Dynamic defenses that can identify novel and evolving threats (unlike traditional detection methods based on matching historical patterns). Autonomous detection and identification of malware, network anomalies and intrusions, spam and hornets, next-generation antivirus.

Proactive defense

Refinement of cyber deception to proactively create environments that are difficult for attackers to operate

Fast response and recovery

Automatic real-time responses to interrupt and contain machine speed attacks. Enriched analytics to support human investigation and response. Potentially faster recovery from incidents, for example, through the use of sell-regenerating networks to reinstate pre-compromise states.

Attribution

Using the pattern-recognition and analytical capabilities of Al in the forensic analyses underpinning cyber attribution

 

According to Gartner, (Emerging Technologies: Tech Innovators in AI in Attack Detection — Product and Business, Gartner Report, November 21), the main requirements for AI in security are improving detection and decreasing false positives. Supporting SOC tasks and automating investigation and response come next as further evolution points.
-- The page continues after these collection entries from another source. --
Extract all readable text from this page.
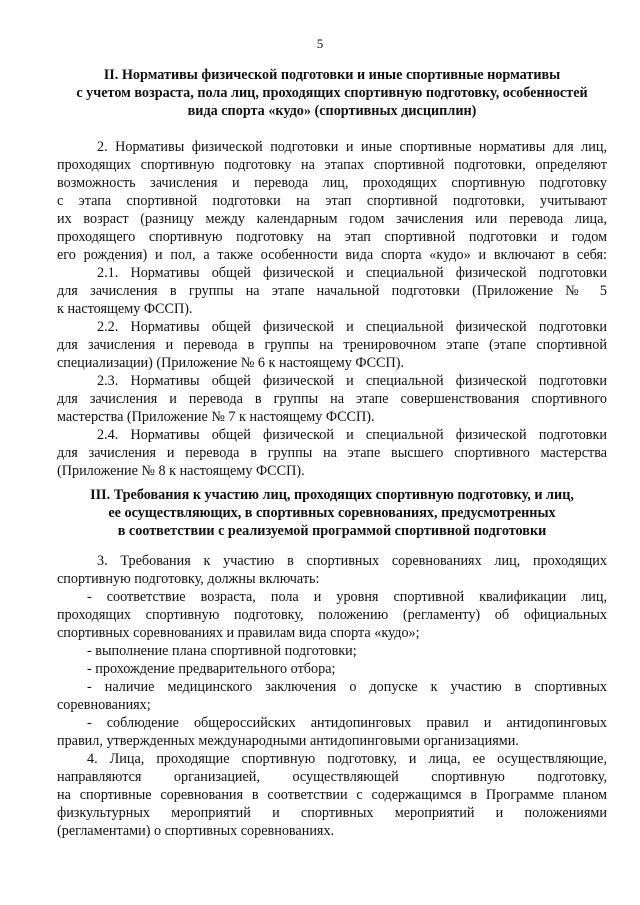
5
II. Нормативы физической подготовки и иные спортивные нормативы
с учетом возраста, пола лиц, проходящих спортивную подготовку, особенностей
вида спорта «кудо» (спортивных дисциплин)
2. Нормативы физической подготовки и иные спортивные нормативы для лиц,
проходящих спортивную подготовку на этапах спортивной подготовки, определяют
возможность зачисления и перевода лиц, проходящих спортивную подготовку
с этапа спортивной подготовки на этап спортивной подготовки, учитывают
их возраст (разницу между календарным годом зачисления или перевода лица,
проходящего спортивную подготовку на этап спортивной подготовки и годом
его рождения) и пол, а также особенности вида спорта «кудо» и включают в себя:
2.1. Нормативы общей физической и специальной физической подготовки
для зачисления в группы на этапе начальной подготовки (Приложение № 5
к настоящему ФССП).
2.2. Нормативы общей физической и специальной физической подготовки
для зачисления и перевода в группы на тренировочном этапе (этапе спортивной
специализации) (Приложение № 6 к настоящему ФССП).
2.3. Нормативы общей физической и специальной физической подготовки
для зачисления и перевода в группы на этапе совершенствования спортивного
мастерства (Приложение № 7 к настоящему ФССП).
2.4. Нормативы общей физической и специальной физической подготовки
для зачисления и перевода в группы на этапе высшего спортивного мастерства
(Приложение № 8 к настоящему ФССП).
III. Требования к участию лиц, проходящих спортивную подготовку, и лиц,
ее осуществляющих, в спортивных соревнованиях, предусмотренных
в соответствии с реализуемой программой спортивной подготовки
3. Требования к участию в спортивных соревнованиях лиц, проходящих
спортивную подготовку, должны включать:
- соответствие возраста, пола и уровня спортивной квалификации лиц,
проходящих спортивную подготовку, положению (регламенту) об официальных
спортивных соревнованиях и правилам вида спорта «кудо»;
- выполнение плана спортивной подготовки;
- прохождение предварительного отбора;
- наличие медицинского заключения о допуске к участию в спортивных
соревнованиях;
- соблюдение общероссийских антидопинговых правил и антидопинговых
правил, утвержденных международными антидопинговыми организациями.
4. Лица, проходящие спортивную подготовку, и лица, ее осуществляющие,
направляются организацией, осуществляющей спортивную подготовку,
на спортивные соревнования в соответствии с содержащимся в Программе планом
физкультурных мероприятий и спортивных мероприятий и положениями
(регламентами) о спортивных соревнованиях.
Gartner resumes in the report that “AI methods and techniques are being integrated into products in all security market segments, potentially making this technology, in aggregate, the largest impact on attack detection development for the next five to eight years.”

Gartner has studied 19 potential AI use cases in cyber security. The top 5 are all linked to threat detection: transaction fraud detection, file-based malware detection, process behavior analysis, abnormal system behavior detection, web domain and reputation assessment (Gartner AI Use-case Prism for Cybersecurity, 2021).

Conclusion

In this article, we only scratched the surface of what AI can bring to cybersecurity. The topic is huge, and we can expect several developments in the next few years.

The cybercrime ‘industry’ is blooming. Sadly, as we mentioned before, it has become a full economical (or even institutional) model in some parts of the world. The dark web is full of identically ‘dark’ online shops who sell viruses, zero-day attacks, exploits, infamous softwares to penetrate online banking, or individuals selling “services”. Grey or Black hats (all hats are grey at night…), ex-security consultants turned rogue or cyberbots masters looking to rent their zombie PCs.

Against such a growing criminal ‘ecosystem’, AI provides robust algorithms which will help to defend banks, administrations, or businesses against the cyber-plague. In other terms AI will help by improving detection, reducing false positives, sorting tons of information, monitoring logs, shaping better softwares with less flaws etc.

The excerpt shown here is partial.